Why it Matters

A new Government Accountability Office report found that staffing reductions, workspace limitations, and organizational changes have weakened the Department of Defense’s Office of the Director, Operational Test and Evaluation, the agency responsible for independently assessing whether military systems perform as intended. The changes have affected oversight of 173 weapon system programs, raising concerns that systems could reach warfighters without identifying operational shortcomings.

The Director of Operational Test and Evaluation has provided independent oversight of military testing for more than four decades, serving as a check on efforts to accelerate weapons development and deployment.

The Reorganization That Reshaped Defense Testing

In May 2025, the Secretary of Defense issued a memorandum directing the DOT&E to eliminate non-statutory or redundant functions and reduce its workforce. The reorganization eliminated Senior Executive Service-level deputy director positions, created a new technical director role, and established a new space and strategic warfare area.

The restructuring also reduced civilian positions, including Action Officers responsible for evaluating individual weapon system programs. The cuts affected the office’s ability to maintain specialized expertise across the range of programs under its oversight.

The impact became more apparent in the months that followed. Secure workspaces were reduced, creating challenges for Action Officers whose work often involves classified information. A work stoppage on a support contract disrupted access to testing and evaluation data for approximately two months. Remaining Action Officers were assigned responsibility for additional programs, including some outside their primary areas of expertise.

Consequences for Military Weapons Testing Oversight

DOT&E’s oversight list in 2025 included 173 Department of Defense weapon system programs. GAO found that workforce reductions have limited the office’s capacity to oversee operational testing and live-fire evaluations across those programs.

The constraints affect both major defense acquisition programs and the growing middle tier of acquisition pathway, a procurement approach designed to rapidly develop and field capabilities.
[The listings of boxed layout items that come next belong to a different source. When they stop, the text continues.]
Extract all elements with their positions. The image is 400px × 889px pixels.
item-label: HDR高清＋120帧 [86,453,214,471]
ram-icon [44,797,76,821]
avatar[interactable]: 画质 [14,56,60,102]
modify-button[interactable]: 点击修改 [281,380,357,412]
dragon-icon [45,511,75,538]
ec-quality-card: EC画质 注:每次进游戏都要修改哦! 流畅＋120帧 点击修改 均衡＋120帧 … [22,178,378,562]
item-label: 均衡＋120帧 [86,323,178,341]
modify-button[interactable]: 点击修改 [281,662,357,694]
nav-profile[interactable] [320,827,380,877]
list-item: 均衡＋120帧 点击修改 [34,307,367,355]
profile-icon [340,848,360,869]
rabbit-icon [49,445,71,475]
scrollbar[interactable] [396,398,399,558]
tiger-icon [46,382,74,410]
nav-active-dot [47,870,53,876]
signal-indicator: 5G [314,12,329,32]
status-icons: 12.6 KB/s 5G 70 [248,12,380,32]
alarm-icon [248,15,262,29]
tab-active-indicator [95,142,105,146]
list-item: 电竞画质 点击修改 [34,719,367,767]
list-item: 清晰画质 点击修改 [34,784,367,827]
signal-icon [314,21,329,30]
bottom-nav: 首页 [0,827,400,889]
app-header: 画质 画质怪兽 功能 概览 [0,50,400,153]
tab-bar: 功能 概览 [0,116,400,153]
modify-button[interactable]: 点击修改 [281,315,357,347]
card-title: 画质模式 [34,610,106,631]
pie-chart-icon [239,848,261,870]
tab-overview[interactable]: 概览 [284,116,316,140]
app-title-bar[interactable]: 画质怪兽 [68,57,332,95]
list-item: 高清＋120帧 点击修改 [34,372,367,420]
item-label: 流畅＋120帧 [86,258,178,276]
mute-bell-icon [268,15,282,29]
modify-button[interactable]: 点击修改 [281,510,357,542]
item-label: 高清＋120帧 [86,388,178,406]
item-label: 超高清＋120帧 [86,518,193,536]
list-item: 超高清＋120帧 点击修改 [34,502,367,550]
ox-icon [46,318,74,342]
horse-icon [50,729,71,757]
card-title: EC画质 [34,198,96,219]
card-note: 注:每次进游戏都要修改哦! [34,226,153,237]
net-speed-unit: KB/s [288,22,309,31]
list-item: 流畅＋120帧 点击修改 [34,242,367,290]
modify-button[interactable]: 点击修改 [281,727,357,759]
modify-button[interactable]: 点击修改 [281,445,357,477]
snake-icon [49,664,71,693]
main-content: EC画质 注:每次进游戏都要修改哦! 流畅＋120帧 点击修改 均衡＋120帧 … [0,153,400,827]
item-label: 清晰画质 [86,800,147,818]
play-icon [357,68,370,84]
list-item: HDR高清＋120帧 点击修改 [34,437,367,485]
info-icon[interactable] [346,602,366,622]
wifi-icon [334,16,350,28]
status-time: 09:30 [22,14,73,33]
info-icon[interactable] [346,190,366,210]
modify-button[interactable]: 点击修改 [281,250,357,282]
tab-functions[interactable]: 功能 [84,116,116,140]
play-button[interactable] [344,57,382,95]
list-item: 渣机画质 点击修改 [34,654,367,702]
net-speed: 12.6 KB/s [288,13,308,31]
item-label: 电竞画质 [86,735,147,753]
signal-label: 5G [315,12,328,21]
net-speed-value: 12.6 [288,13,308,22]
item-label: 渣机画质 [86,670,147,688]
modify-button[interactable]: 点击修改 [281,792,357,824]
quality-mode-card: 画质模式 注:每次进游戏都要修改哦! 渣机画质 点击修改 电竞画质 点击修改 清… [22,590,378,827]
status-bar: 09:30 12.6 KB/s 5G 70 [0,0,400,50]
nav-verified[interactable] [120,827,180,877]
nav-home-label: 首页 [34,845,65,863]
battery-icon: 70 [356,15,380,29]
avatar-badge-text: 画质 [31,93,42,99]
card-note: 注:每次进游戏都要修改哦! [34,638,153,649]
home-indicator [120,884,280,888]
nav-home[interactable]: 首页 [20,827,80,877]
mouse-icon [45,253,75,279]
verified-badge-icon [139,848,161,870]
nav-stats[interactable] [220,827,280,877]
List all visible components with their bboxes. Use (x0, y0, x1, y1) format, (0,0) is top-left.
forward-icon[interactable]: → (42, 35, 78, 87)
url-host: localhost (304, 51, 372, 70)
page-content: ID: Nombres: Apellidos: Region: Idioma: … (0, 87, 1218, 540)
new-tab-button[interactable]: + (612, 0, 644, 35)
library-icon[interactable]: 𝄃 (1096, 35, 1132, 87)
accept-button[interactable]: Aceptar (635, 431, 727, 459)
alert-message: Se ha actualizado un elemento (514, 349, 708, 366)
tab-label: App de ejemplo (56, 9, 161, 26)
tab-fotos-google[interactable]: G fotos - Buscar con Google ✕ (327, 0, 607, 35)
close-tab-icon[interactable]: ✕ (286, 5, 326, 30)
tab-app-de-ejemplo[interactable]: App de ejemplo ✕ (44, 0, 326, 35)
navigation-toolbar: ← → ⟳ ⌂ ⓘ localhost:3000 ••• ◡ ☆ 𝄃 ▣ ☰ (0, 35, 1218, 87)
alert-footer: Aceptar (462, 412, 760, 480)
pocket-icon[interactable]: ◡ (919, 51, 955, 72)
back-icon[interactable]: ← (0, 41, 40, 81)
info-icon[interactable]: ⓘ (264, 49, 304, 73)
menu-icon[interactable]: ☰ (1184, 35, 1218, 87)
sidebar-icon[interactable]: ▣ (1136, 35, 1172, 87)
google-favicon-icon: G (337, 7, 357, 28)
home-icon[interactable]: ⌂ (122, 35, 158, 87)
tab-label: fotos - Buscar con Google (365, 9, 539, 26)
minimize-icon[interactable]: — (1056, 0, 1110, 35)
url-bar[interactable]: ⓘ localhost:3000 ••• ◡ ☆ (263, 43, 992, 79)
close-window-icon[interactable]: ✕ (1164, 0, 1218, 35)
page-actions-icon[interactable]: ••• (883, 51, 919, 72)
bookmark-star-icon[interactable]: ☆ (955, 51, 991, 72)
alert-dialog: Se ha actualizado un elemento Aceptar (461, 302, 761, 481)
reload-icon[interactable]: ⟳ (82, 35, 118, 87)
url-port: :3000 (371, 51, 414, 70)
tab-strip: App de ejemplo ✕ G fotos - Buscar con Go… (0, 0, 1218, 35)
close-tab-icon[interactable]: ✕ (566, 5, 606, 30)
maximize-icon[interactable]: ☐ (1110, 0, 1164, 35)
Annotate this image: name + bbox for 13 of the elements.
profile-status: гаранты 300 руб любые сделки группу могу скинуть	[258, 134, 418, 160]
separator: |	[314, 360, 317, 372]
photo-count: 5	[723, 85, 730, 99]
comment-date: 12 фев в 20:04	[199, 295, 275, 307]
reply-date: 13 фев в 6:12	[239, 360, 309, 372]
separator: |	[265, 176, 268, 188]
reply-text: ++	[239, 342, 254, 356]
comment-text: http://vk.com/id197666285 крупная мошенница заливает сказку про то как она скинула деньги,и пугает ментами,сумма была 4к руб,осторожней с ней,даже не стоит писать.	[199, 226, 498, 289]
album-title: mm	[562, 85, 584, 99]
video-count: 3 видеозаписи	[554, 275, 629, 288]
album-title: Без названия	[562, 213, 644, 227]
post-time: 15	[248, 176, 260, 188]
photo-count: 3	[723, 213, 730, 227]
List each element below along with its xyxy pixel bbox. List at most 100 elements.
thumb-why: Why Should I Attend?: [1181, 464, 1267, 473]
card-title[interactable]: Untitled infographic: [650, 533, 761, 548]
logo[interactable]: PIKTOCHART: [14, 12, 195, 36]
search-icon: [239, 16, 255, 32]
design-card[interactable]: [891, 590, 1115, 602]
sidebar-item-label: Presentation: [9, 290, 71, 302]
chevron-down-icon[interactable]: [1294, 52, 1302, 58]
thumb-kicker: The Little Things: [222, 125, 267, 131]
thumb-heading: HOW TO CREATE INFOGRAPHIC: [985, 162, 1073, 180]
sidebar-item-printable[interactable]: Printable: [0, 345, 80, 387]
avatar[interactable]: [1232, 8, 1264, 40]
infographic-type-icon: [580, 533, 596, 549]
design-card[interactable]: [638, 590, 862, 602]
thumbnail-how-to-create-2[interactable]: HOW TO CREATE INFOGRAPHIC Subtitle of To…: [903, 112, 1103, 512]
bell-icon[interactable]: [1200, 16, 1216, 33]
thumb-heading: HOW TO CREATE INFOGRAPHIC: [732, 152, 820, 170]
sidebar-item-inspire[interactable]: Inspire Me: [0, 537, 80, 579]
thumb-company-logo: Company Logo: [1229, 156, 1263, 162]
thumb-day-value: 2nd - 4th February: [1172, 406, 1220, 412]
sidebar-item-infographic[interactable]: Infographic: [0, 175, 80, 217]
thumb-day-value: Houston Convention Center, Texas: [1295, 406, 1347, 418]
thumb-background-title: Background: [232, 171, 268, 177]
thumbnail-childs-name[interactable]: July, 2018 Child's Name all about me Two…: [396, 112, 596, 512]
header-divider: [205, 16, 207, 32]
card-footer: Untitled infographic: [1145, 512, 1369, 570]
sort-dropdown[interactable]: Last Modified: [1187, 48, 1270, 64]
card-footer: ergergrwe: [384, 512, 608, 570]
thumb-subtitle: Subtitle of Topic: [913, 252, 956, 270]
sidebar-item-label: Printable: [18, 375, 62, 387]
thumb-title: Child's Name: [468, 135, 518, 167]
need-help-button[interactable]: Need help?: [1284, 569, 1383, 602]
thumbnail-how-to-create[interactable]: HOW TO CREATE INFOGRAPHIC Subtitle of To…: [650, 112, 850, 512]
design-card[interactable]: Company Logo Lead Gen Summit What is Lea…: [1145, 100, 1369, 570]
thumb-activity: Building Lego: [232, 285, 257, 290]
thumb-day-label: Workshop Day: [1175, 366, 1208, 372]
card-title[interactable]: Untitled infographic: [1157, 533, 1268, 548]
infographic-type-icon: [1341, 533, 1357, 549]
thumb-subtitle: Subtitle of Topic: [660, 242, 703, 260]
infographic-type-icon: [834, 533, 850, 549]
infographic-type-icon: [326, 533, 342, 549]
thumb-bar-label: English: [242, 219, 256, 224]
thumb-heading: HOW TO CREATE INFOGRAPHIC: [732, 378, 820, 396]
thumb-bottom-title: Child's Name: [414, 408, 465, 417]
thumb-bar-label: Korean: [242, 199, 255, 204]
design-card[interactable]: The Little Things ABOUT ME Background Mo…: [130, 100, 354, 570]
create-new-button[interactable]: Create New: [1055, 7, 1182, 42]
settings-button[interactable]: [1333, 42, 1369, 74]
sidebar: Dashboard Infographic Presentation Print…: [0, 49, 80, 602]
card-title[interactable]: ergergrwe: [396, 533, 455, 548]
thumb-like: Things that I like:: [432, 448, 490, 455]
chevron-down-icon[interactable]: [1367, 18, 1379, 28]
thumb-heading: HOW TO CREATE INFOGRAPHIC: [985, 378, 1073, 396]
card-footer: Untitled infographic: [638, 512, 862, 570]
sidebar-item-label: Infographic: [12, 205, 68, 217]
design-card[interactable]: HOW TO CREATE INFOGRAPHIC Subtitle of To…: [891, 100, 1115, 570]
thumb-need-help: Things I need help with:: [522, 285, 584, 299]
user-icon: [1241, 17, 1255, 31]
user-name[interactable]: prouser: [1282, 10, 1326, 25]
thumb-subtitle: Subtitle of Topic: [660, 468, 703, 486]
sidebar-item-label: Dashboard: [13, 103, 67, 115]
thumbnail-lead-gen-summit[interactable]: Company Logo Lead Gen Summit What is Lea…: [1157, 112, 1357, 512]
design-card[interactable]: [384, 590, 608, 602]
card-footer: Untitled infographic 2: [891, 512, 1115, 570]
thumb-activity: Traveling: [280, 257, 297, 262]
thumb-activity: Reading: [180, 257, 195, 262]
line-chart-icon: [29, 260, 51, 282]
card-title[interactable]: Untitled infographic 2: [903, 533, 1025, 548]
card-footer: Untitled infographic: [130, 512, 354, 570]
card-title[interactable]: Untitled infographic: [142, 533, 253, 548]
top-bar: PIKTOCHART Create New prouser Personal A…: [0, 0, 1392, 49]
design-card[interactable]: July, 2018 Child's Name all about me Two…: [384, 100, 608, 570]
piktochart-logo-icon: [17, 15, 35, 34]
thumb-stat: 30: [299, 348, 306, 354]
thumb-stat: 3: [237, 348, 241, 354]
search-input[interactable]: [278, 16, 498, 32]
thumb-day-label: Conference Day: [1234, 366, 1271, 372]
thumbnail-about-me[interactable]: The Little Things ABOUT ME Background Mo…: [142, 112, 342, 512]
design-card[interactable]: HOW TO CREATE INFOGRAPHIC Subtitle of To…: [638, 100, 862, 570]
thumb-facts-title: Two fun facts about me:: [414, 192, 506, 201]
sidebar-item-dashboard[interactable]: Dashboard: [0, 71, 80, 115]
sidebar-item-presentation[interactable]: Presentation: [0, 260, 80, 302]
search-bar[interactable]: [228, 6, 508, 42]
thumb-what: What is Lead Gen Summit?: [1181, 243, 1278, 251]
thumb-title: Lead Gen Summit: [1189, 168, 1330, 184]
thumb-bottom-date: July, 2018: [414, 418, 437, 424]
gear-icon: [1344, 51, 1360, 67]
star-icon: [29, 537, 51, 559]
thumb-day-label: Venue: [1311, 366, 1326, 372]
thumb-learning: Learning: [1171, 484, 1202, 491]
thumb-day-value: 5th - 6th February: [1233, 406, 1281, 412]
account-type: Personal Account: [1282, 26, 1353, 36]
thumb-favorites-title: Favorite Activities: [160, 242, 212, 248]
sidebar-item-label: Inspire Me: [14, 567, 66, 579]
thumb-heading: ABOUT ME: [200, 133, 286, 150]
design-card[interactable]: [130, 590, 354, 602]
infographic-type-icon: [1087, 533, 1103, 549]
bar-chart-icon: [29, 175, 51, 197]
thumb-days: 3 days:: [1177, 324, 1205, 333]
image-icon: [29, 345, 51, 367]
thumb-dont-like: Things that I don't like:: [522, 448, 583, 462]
DOT&E personnel raised concerns that reduced staffing and diminished subject matter expertise could increase the risk of weapon systems reaching warfighters with unresolved operational limitations. The report also highlighted concerns that some programs using the middle tier of acquisition pathway could face challenges meeting certain testing requirements when oversight resources are limited.

The GAO Assessment

The Government Accountability Office published its findings on June 30, 2026, in a 25-page report mandated by a provision in Senate Report 119-39, which accompanies the National Defense Authorization Act for Fiscal Year 2026. GAO briefed the congressional defense committees on its preliminary findings in May 2026, giving lawmakers advance notice of the problems it had identified.

The report documents the gap between DOT&E's responsibilities and its capacity. With 173 weapon system programs on its oversight list and a depleted workforce, the office cannot perform the independent assessments that Congress has relied on for decades to prevent defective systems from reaching the field.

What Comes Next

As of June 2026, DOT&E was conducting an analysis of its workforce and workload in response to congressional inquiries.

The findings could increase congressional scrutiny of how the Defense Department balances efforts to streamline acquisition processes with maintaining independent testing and evaluation requirements.